Denny Hamlin won the Daytona 500 after a trio of crashes in the final laps forced a two-lap overtime shootout. Ryan Newman suffered injuries in a late crash.
“We had a great strategy there at the end of Stage 1 to put us up front at the beginning into Stage 2,” Hamlin said. “And I was able to kind of maintain good track position at that point and obviously got shuffled [near the end]. But it worked out.”
Hamlin led 79 of the 209 laps. Brad Keselowski was in front for 30, pole-sitter Ricky Stenhouse Jr. for 24 and Chase Elliott for 23.
“It’s harder to win today than ever because all the cars are so close together and with the attrition, the wrecks,” Hamlin said. “It’s harder to win now than ever.
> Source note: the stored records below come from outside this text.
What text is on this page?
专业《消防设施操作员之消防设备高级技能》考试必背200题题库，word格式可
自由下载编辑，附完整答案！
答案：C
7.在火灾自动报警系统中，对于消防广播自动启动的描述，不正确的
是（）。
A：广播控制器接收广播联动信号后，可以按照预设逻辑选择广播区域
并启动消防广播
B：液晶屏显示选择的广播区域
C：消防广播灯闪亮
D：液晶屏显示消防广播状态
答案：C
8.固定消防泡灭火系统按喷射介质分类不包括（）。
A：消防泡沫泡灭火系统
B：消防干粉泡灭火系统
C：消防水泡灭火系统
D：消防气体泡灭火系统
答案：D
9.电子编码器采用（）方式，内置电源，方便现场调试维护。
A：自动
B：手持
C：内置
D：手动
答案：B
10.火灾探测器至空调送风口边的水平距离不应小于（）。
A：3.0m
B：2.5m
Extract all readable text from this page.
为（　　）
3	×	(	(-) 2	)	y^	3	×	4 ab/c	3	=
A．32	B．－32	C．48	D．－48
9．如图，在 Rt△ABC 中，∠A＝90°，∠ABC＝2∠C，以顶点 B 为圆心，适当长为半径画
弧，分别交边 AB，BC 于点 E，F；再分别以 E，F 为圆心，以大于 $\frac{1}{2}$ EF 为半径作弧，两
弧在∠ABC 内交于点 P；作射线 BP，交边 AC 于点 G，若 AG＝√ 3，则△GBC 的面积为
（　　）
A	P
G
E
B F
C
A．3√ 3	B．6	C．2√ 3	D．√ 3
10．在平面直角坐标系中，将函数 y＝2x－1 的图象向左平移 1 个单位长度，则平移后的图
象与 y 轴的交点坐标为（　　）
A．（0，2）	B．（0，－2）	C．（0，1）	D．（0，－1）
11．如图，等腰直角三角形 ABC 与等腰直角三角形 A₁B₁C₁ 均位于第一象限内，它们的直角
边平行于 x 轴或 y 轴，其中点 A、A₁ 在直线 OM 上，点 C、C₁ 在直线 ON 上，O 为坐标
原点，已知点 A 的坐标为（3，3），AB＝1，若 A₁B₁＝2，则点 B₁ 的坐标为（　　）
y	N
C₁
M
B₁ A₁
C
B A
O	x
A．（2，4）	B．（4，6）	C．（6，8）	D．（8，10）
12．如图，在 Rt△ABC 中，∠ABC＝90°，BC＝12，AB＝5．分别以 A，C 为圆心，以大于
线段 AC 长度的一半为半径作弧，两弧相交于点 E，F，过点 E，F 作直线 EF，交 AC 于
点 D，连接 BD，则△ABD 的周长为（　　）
To win [Daytona] again, I don’t know. You’re going to have to check in with me next week in Las Vegas.”
The third stop on the circuit is at Auto Club Speedway in Fontana.
Another ‘L’ for Busch
Kyle Busch may be the reigning Series champion but he still hasn’t won the Daytona 500. Monday was his 15th try. He was leading when he developed engine problems with 17 laps to go before what was supposed to be the finish.
His teammate Hamlin winning was little consolation.
“I really hate it for my guys and I really hate it for Joe Gibbs Racing,” Busch said. “We’ll just keep figuring out ways to lose.”
Busch finished 34th. Dale Earnhardt, seven-time Series champion, didn’t win Daytona until his 20th try.
Johnson’s last Daytona 500
Jimmie Johnson, running his last Daytona 500 before retiring, flirted near the front but got collected in a wreck that involved 19 cars on Lap 185. He finished 35th.
“It’s been really a cool race to be a part of,” Johnson said. “I’m really excited about the races ahead of us. [Crew chief] Cliff Daniels did a great job leading this team, full support from Hendrick Motorsports, my family, my friends, my fans. I’m just very thankful for all of that. We didn’t get to Victory Lane today but I’m ready to get to Vegas and get to work out there.”